Le point faible de l’ouvrage de Kaltenecker se situe peut-être dans la difficulté de l’auteur à reconstruire le comportement réel de l’auditeur des xviiie et xixe siècles. Le défi épistémologique du chercheur est d’essayer d’identifier des types d’écoute ou d’auditeur à partir d’écrits philosophiques, littéraires, esthétiques, et de partitions. Le risque, en partie assumé par l’auteur, est alors « de mal interpréter les empreintes qu[e le musicologue] relève, soit en ne décelant pas tel jeu avec un code, soit en surinterprétant ses manipulations » (p. 124). Mise à part cette difficulté inhérente au processus de recherche archivistique, il peut être reproché à Kaltenecker un manque de contextualisation des textes étudiés. Voilà peut-être la faiblesse de la démarche foucaldienne d’analyse du discours, dans laquelle le texte étudié n’est pas envisagé sous l’angle sociologique de sa réception. Combien de personnes ont lu ces textes ? Peut-on dresser le portrait des différents lecteurs ? Quels usages et quelle diffusion ces textes ont-ils connu ? S’ils sont replacés dans leur propre champ discursif, ces textes ne sont pas resitués dans leur ancrage historique et social. Toutefois, cette remarque n’enlève rien à la pertinence de l’ouvrage et à la qualité des analyses textuelles et musicales de l’auteur. En proposant cette étude extrêmement érudite et résolument pluridisciplinaire, Martin Kaltenecker nous montre avec rigueur et précision l’interpénétration des discours et des champs discursifs, ou, autrement dit, comment le musical se construit à la croisée des différentes disciplines des sciences humaines.
Appendices
Note biographique
Sophie Renaudin est étudiante de l’École normale supérieure de Lyon en échange universitaire à l’Université de Montréal pour sa première année de maîtrise en musicologie.
Notes
-
[1]
Martin Kaltenecker décrypte les liens qui se nouent entre musique et histoire au moment de la Révolution française et des guerres napoléoniennes dans son ouvrage La rumeur des batailles, publié en 2000 chez Fayard.
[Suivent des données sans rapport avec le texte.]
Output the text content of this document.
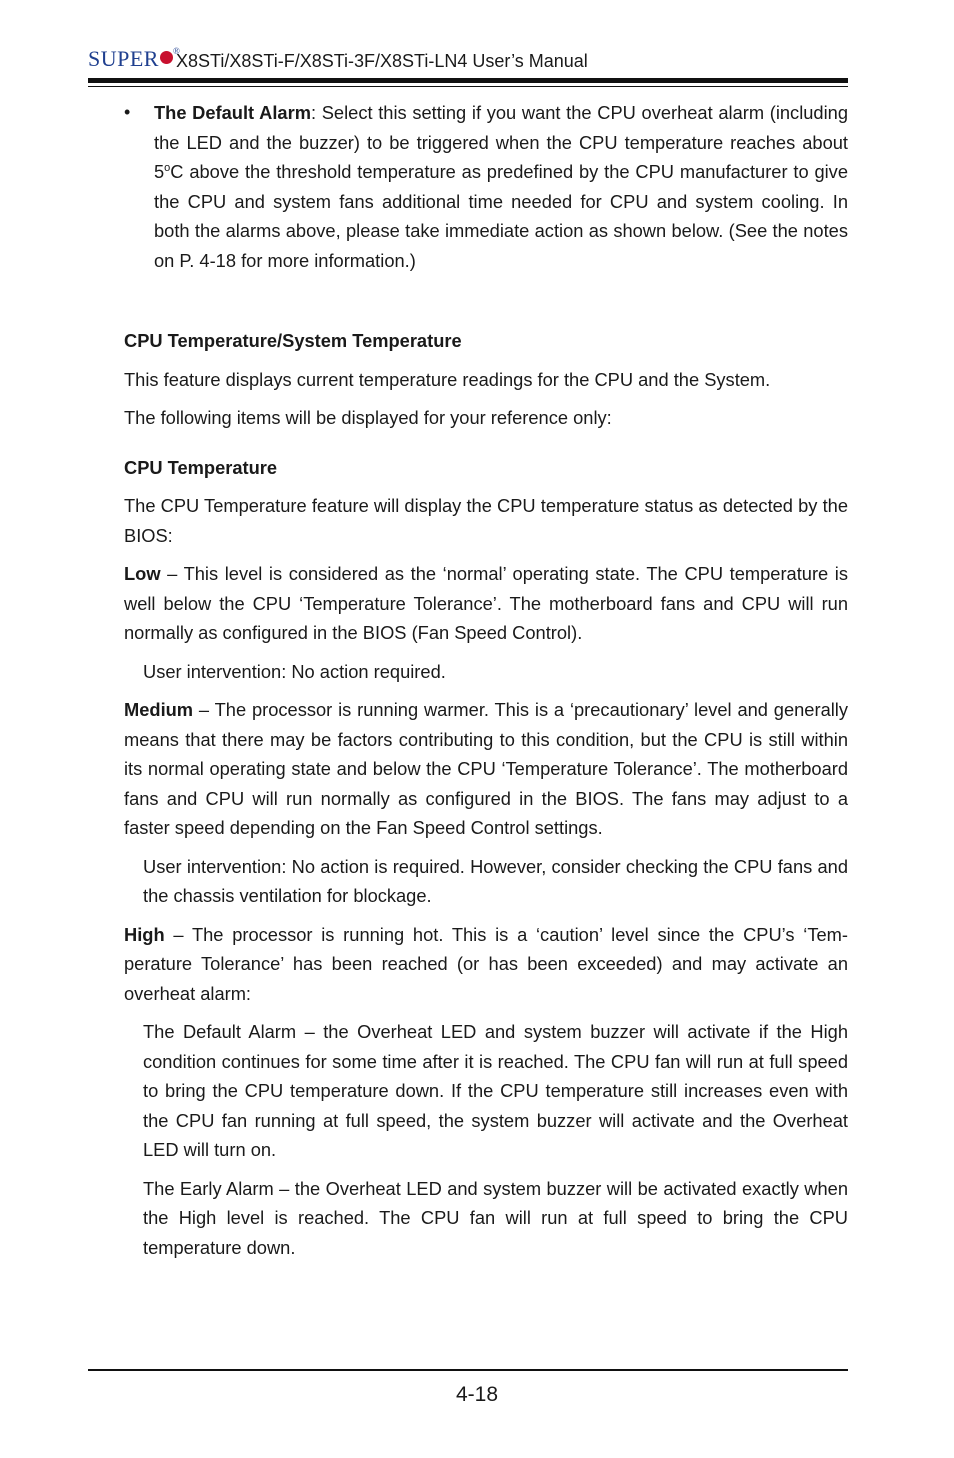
SUPER ®
X8STi/X8STi-F/X8STi-3F/X8STi-LN4 User’s Manual
• The Default Alarm: Select this setting if you want the CPU overheat alarm (including the LED and the buzzer) to be triggered when the CPU temperature reaches about 5$^o$C above the threshold temperature as predefined by the CPU manufacturer to give the CPU and system fans additional time needed for CPU and system cooling. In both the alarms above, please take immediate action as shown below. (See the notes on P. 4-18 for more information.)

CPU Temperature/System Temperature

This feature displays current temperature readings for the CPU and the System.

The following items will be displayed for your reference only:

CPU Temperature

The CPU Temperature feature will display the CPU temperature status as detected by the BIOS:

Low – This level is considered as the ‘normal’ operating state. The CPU temperature is well below the CPU ‘Temperature Tolerance’. The motherboard fans and CPU will run normally as configured in the BIOS (Fan Speed Control).

User intervention: No action required.

Medium – The processor is running warmer. This is a ‘precautionary’ level and generally means that there may be factors contributing to this condition, but the CPU is still within its normal operating state and below the CPU ‘Temperature Tolerance’. The motherboard fans and CPU will run normally as configured in the BIOS. The fans may adjust to a faster speed depending on the Fan Speed Control settings.

User intervention: No action is required. However, consider checking the CPU fans and the chassis ventilation for blockage.

High – The processor is running hot. This is a ‘caution’ level since the CPU’s ‘Tem-perature Tolerance’ has been reached (or has been exceeded) and may activate an overheat alarm:

The Default Alarm – the Overheat LED and system buzzer will activate if the High condition continues for some time after it is reached. The CPU fan will run at full speed to bring the CPU temperature down. If the CPU temperature still increases even with the CPU fan running at full speed, the system buzzer will activate and the Overheat LED will turn on.

The Early Alarm – the Overheat LED and system buzzer will be activated exactly when the High level is reached. The CPU fan will run at full speed to bring the CPU temperature down.

4-18
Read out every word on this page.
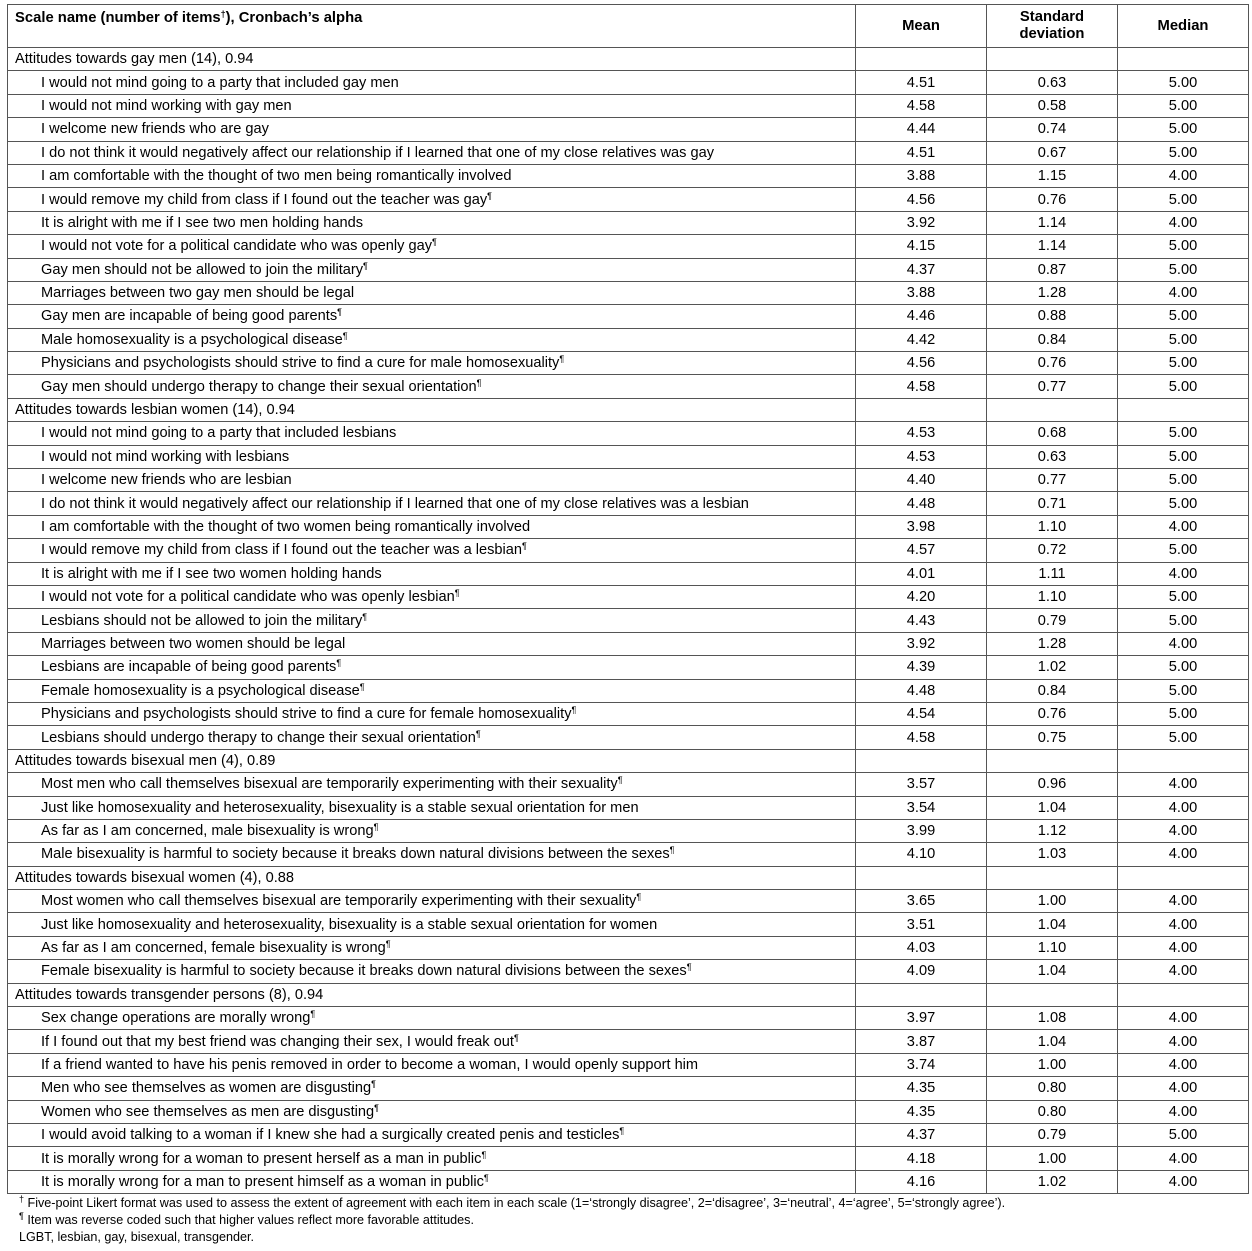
Scale name (number of items†), Cronbach’s alpha	Mean	Standard
deviation	Median
Attitudes towards gay men (14), 0.94			
I would not mind going to a party that included gay men	4.51	0.63	5.00
I would not mind working with gay men	4.58	0.58	5.00
I welcome new friends who are gay	4.44	0.74	5.00
I do not think it would negatively affect our relationship if I learned that one of my close relatives was gay	4.51	0.67	5.00
I am comfortable with the thought of two men being romantically involved	3.88	1.15	4.00
I would remove my child from class if I found out the teacher was gay¶	4.56	0.76	5.00
It is alright with me if I see two men holding hands	3.92	1.14	4.00
I would not vote for a political candidate who was openly gay¶	4.15	1.14	5.00
Gay men should not be allowed to join the military¶	4.37	0.87	5.00
Marriages between two gay men should be legal	3.88	1.28	4.00
Gay men are incapable of being good parents¶	4.46	0.88	5.00
Male homosexuality is a psychological disease¶	4.42	0.84	5.00
Physicians and psychologists should strive to find a cure for male homosexuality¶	4.56	0.76	5.00
Gay men should undergo therapy to change their sexual orientation¶	4.58	0.77	5.00
Attitudes towards lesbian women (14), 0.94			
I would not mind going to a party that included lesbians	4.53	0.68	5.00
I would not mind working with lesbians	4.53	0.63	5.00
I welcome new friends who are lesbian	4.40	0.77	5.00
I do not think it would negatively affect our relationship if I learned that one of my close relatives was a lesbian	4.48	0.71	5.00
I am comfortable with the thought of two women being romantically involved	3.98	1.10	4.00
I would remove my child from class if I found out the teacher was a lesbian¶	4.57	0.72	5.00
It is alright with me if I see two women holding hands	4.01	1.11	4.00
I would not vote for a political candidate who was openly lesbian¶	4.20	1.10	5.00
Lesbians should not be allowed to join the military¶	4.43	0.79	5.00
Marriages between two women should be legal	3.92	1.28	4.00
Lesbians are incapable of being good parents¶	4.39	1.02	5.00
Female homosexuality is a psychological disease¶	4.48	0.84	5.00
Physicians and psychologists should strive to find a cure for female homosexuality¶	4.54	0.76	5.00
Lesbians should undergo therapy to change their sexual orientation¶	4.58	0.75	5.00
Attitudes towards bisexual men (4), 0.89			
Most men who call themselves bisexual are temporarily experimenting with their sexuality¶	3.57	0.96	4.00
Just like homosexuality and heterosexuality, bisexuality is a stable sexual orientation for men	3.54	1.04	4.00
As far as I am concerned, male bisexuality is wrong¶	3.99	1.12	4.00
Male bisexuality is harmful to society because it breaks down natural divisions between the sexes¶	4.10	1.03	4.00
Attitudes towards bisexual women (4), 0.88			
Most women who call themselves bisexual are temporarily experimenting with their sexuality¶	3.65	1.00	4.00
Just like homosexuality and heterosexuality, bisexuality is a stable sexual orientation for women	3.51	1.04	4.00
As far as I am concerned, female bisexuality is wrong¶	4.03	1.10	4.00
Female bisexuality is harmful to society because it breaks down natural divisions between the sexes¶	4.09	1.04	4.00
Attitudes towards transgender persons (8), 0.94			
Sex change operations are morally wrong¶	3.97	1.08	4.00
If I found out that my best friend was changing their sex, I would freak out¶	3.87	1.04	4.00
If a friend wanted to have his penis removed in order to become a woman, I would openly support him	3.74	1.00	4.00
Men who see themselves as women are disgusting¶	4.35	0.80	4.00
Women who see themselves as men are disgusting¶	4.35	0.80	4.00
I would avoid talking to a woman if I knew she had a surgically created penis and testicles¶	4.37	0.79	5.00
It is morally wrong for a woman to present herself as a man in public¶	4.18	1.00	4.00
It is morally wrong for a man to present himself as a woman in public¶	4.16	1.02	4.00
† Five-point Likert format was used to assess the extent of agreement with each item in each scale (1=‘strongly disagree’, 2=‘disagree’, 3=‘neutral’, 4=‘agree’, 5=‘strongly agree’).
¶ Item was reverse coded such that higher values reflect more favorable attitudes.
LGBT, lesbian, gay, bisexual, transgender.
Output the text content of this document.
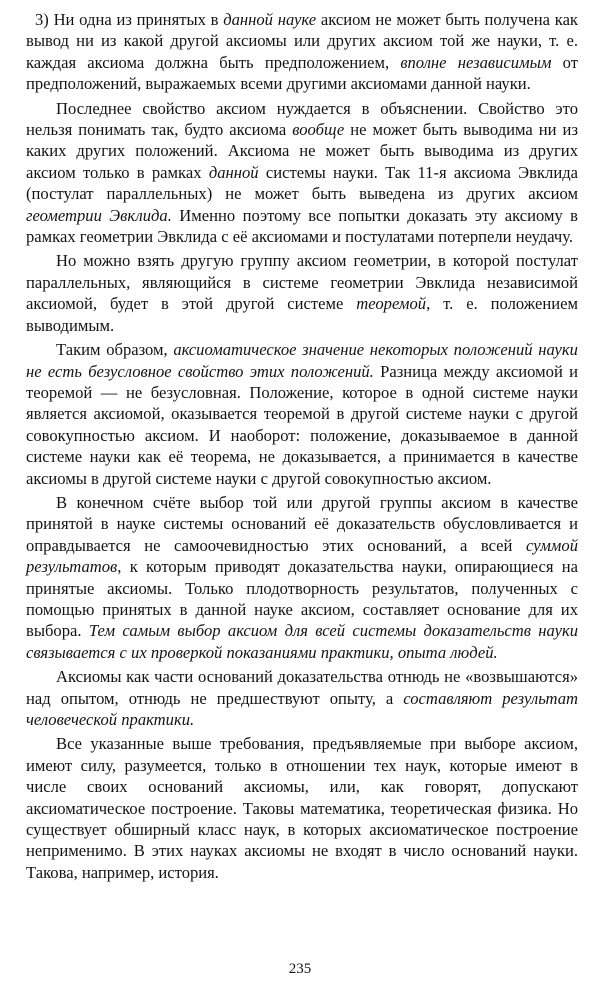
3) Ни одна из принятых в данной науке аксиом не может быть получена как вывод ни из какой другой аксиомы или других аксиом той же науки, т. е. каждая аксиома должна быть предположением, вполне независимым от предположений, выражаемых всеми другими аксиомами данной науки.

Последнее свойство аксиом нуждается в объяснении. Свойство это нельзя понимать так, будто аксиома вообще не может быть выводима ни из каких других положений. Аксиома не может быть выводима из других аксиом только в рамках данной системы науки. Так 11-я аксиома Эвклида (постулат параллельных) не может быть выведена из других аксиом геометрии Эвклида. Именно поэтому все попытки доказать эту аксиому в рамках геометрии Эвклида с её аксиомами и постулатами потерпели неудачу.

Но можно взять другую группу аксиом геометрии, в которой постулат параллельных, являющийся в системе геометрии Эвклида независимой аксиомой, будет в этой другой системе теоремой, т. е. положением выводимым.

Таким образом, аксиоматическое значение некоторых положений науки не есть безусловное свойство этих положений. Разница между аксиомой и теоремой — не безусловная. Положение, которое в одной системе науки является аксиомой, оказывается теоремой в другой системе науки с другой совокупностью аксиом. И наоборот: положение, доказываемое в данной системе науки как её теорема, не доказывается, а принимается в качестве аксиомы в другой системе науки с другой совокупностью аксиом.

В конечном счёте выбор той или другой группы аксиом в качестве принятой в науке системы оснований её доказательств обусловливается и оправдывается не самоочевидностью этих оснований, а всей суммой результатов, к которым приводят доказательства науки, опирающиеся на принятые аксиомы. Только плодотворность результатов, полученных с помощью принятых в данной науке аксиом, составляет основание для их выбора. Тем самым выбор аксиом для всей системы доказательств науки связывается с их проверкой показаниями практики, опыта людей.

Аксиомы как части оснований доказательства отнюдь не «возвышаются» над опытом, отнюдь не предшествуют опыту, а составляют результат человеческой практики.

Все указанные выше требования, предъявляемые при выборе аксиом, имеют силу, разумеется, только в отношении тех наук, которые имеют в числе своих оснований аксиомы, или, как говорят, допускают аксиоматическое построение. Таковы математика, теоретическая физика. Но существует обширный класс наук, в которых аксиоматическое построение неприменимо. В этих науках аксиомы не входят в число оснований науки. Такова, например, история.

235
En 2001, il publie chez Van Dieren une monographie consacrée à l’élève de Luigi Nono et de Karlheinz Stockhausen, Helmut Lachenmann.
-
[2]
Mouvement philosophique, littéraire et esthétique de la fin du xviiie siècle, aussi appelé premier romantisme allemand, dont les principaux représentants sont les frères Schlegel, les poètes Novalis, Tieck, Hölderlin, et les philosophes Schleiermacher et Fichte.